|













|
COMMENTARY:MIRROR, MIRROR OF
THE FALL
Maureen Dowd
New York Times News Service
WASHINGTON - Through many decades, Americans were on an odyssey of
self-discovery. As a woman told a man at a party in a 1991 New Yorker
cartoon, “I don’t know anybody here but the hostess — and, of course,
in a deeper sense, myself.’’
Since September 11, our long voyage of personal awareness has only
intensified. Every day, we check our image, looking for ways, big or
small, that we might have changed. We ponder if the changes are good
or bad. We puzzle over whether the president has metamorphosed. We
palaver about how the country has been transformed.
We gauge whether we are as great yet as the Greatest Generation. We
wonder how deep we have gotten and how long our deepness will last.
We’ve absorbed 9/11 into our shallow fixation on self-image,
turning the crisis into a makeover saga. This is what we looked like
in the mirror before. This is what we look like in the mirror with ash
all over our suit.
Will we still be amused when Carrie Bradshaw’s boyfriend’s pooch
chomps down on one of her Manolos?
Will we still want to see Arnold Schwarzenegger play a firefighter
who loses his wife and child in a terrorist bombing?
Will we still crave luxury and pampering or will that seem
frivolous?
Will we stop staring at the stock tables and get into volunteerism?
We pore over box-office receipts and ratings to see how our taste
in entertainment has changed. Not at all, as it turns out.
“For the most part,’’ USA Today reports, “content and the habits of
those who tune in haven’t dramatically shifted. Moviegoers packed
theaters for the hits (some quite violent), rap has seen no slump,
Britney is still in the Top 5 and TV doesn’t look any cuddlier.’’
A Washington Post poll showed that most Americans felt the country
had permanently changed, and that those changes were for the better.
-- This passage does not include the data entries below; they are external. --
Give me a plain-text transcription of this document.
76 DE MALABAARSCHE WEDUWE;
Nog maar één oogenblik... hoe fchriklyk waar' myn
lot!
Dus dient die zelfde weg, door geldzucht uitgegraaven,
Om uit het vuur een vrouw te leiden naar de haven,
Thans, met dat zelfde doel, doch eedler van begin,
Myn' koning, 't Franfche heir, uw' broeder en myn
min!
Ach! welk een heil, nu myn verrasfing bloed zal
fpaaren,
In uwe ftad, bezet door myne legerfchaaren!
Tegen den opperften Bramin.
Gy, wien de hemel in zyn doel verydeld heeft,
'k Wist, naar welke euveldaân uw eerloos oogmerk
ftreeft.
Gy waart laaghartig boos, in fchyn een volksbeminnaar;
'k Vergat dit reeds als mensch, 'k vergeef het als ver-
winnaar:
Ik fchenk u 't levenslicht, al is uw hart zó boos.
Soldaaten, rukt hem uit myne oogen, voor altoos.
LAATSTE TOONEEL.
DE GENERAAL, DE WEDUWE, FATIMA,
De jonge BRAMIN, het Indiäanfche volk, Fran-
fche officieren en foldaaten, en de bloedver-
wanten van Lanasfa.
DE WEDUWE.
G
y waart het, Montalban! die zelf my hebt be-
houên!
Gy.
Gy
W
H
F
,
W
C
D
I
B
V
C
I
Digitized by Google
Respondents said they were more affected in the way they feel than in
the way they live.
Our obsession with how much we’ve changed simply shows how much
we’ve stayed the same.
We keep superimposing the epic narrative of a heroic
transfiguration on a president who is doing fine without it. Boomers
keep trying to draw the president into their navel-gazing - even
though he has never been emblematic of his generation and has always
regarded introspection as “psychobabble.’’
George W. Bush reacted with impatience the other day when asked,
yet again, if the terrible autumn had changed him. “Talk to my wife,’’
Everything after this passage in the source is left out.